Primero fueron las largas filas de turistas disfrazados de alpinistas subiendo la cuesta del Everest y ofendiendo con ello a los verdaderos montañistas, y ahora las filas de turistas enfundados en costosísimos trajes polares desfilando por las planicies heladas de la Antártida para disgusto de los científicos.
Cualquier ciudadano de la calle, sin mayor entrenamiento para escalar montañas, con buena salud y estado físico, con tal de que respire y camine normalmente y tenga 60.000 dólares puede subir al Everest. Los sherpas se encargan de todo, incluso de casi cargarlo si es necesario. Y no solo al Everest, que con sus 8.848 m. s. n. m. es la cumbre más alta del planeta, sino también al K2, que es más difícil de escalar. Los colombianos dirigidos por Juan Pablo Ruiz (q. e. p. d.) escalaron en memorable hazaña el Everest, y Mateo Isaza lo logró sin oxígeno, sin ayuda y en solitario en impresionante escalada.
Los montañistas del mundo se sienten ofendidos por los mercachifles que han convertido la gran hazaña en un negocio descarado y peligroso. El 29 de mayo de 1953 Edmund Hillary y Tensing de Norgay subieron por primera vez el Everest. La clave del éxito fue lo que desde entonces se llama “escalón Hillary”, que es una roca vertical de 12 metros ubicada a 8.790 metros y es paso obligado.
Las ascensiones a las grandes montañas del mundo que rebasan los 8.000 metros casi todas se hacen caminando, algunas escalando. El problema es la falta de oxígeno, que a medida que se sube se hace cada vez mayor, el peso de los tanques de oxígeno y los morrales, el cansancio, el frío y la falta de técnica. El escalón Hillary, ubicado a baja altura, no representaría ninguna dificultad, pero a los 8.790 metros es un obstáculo casi infranqueable porque el montañista está casi al límite de sus fuerzas. Allí encuentran los escaladores el “atasco” entre los que suben y los que bajan, y las esperas se hacen eternas y por ello ocurren en este sitio las tragedias mortales.
El K2, que con 8.611 metros es la segunda montaña más alta de la Tierra, también tiene su larga fila de turistas que al llegar al “cuello de botella”, que es una pared vertical de hielo ubicada cerca de la cumbre, se convierte en un durísimo obstáculo y allí han ocurrido las tragedias.
Estas aglomeraciones matan el espíritu de la aventura. Las masas acaban con el encanto del turismo y su sentido como goce y descanso.

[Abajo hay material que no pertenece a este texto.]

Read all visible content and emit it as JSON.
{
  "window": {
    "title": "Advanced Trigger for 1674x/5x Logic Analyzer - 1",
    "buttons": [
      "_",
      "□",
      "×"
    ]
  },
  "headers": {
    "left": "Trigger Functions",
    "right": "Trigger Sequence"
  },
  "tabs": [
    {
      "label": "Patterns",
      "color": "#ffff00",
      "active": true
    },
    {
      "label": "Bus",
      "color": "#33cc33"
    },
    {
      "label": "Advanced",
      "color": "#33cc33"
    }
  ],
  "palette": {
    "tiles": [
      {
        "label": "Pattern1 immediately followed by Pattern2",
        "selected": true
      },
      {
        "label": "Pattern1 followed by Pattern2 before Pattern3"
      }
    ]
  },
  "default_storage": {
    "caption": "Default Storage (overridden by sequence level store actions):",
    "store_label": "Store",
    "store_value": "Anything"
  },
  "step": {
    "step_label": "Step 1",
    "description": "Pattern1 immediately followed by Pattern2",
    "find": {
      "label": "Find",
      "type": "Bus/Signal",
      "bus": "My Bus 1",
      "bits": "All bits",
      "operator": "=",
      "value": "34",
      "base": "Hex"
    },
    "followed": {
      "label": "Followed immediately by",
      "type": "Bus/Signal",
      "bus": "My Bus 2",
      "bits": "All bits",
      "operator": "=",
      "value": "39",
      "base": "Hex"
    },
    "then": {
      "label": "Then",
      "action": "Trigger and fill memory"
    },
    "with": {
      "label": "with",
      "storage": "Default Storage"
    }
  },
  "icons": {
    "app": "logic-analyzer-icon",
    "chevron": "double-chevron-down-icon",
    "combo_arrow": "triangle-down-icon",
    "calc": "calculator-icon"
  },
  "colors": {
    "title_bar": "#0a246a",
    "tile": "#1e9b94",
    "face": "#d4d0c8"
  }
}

En Venecia, sus habitantes están hartos de las multitudes. En los alrededores de la Sagrada Familia repartían un volante a los turistas en el que se leía: “Al regreso nunca diga que estuvo en Barcelona”.
En muchos lugares del mundo están cansados de las riadas de bullosos visitantes, muchas veces irrespetuosos de monumentos y tradiciones. En Roma han limitado el a la Fontana di Trevi. Allí mismo y en las Baleares no quieren ver a turistas de cierto país de Europa porque protagonizan horribles escándalos borrachos y desnudos y hacen las necesidades fisiológicas en público y en los monumentos, etc.

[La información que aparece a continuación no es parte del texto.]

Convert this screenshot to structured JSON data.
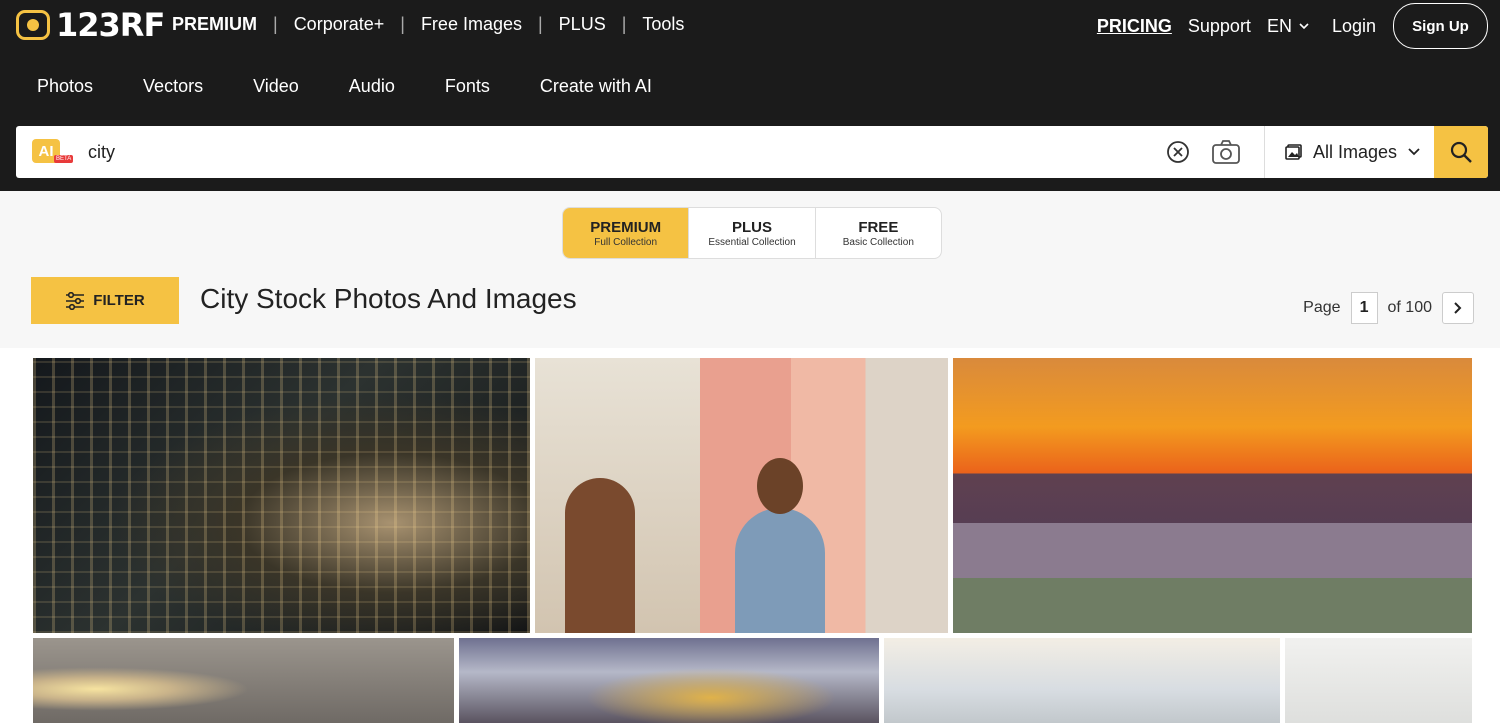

Vengamos a Colombia. A Filandia, el bellísimo pueblo de mi natal Quindío, es mejor ir entre semana, porque en domingos y fiestas casi no se puede caminar por la cantidad de visitantes. Punta Gallinas y las Dunas de Taroa, que son (eran) los más bellos y evocadores rincones de la Alta Guajira, ahora son una barahúnda de vehículos, carpas, hamacas, ruido y multitudes. Y si nos descuidamos, los mágicos Cerros de Mavicure, en el Guainía, se nos convertirán en un balneario como el Charco Hurtado de Valledupar. Bueno es el turismo... pero no tanto.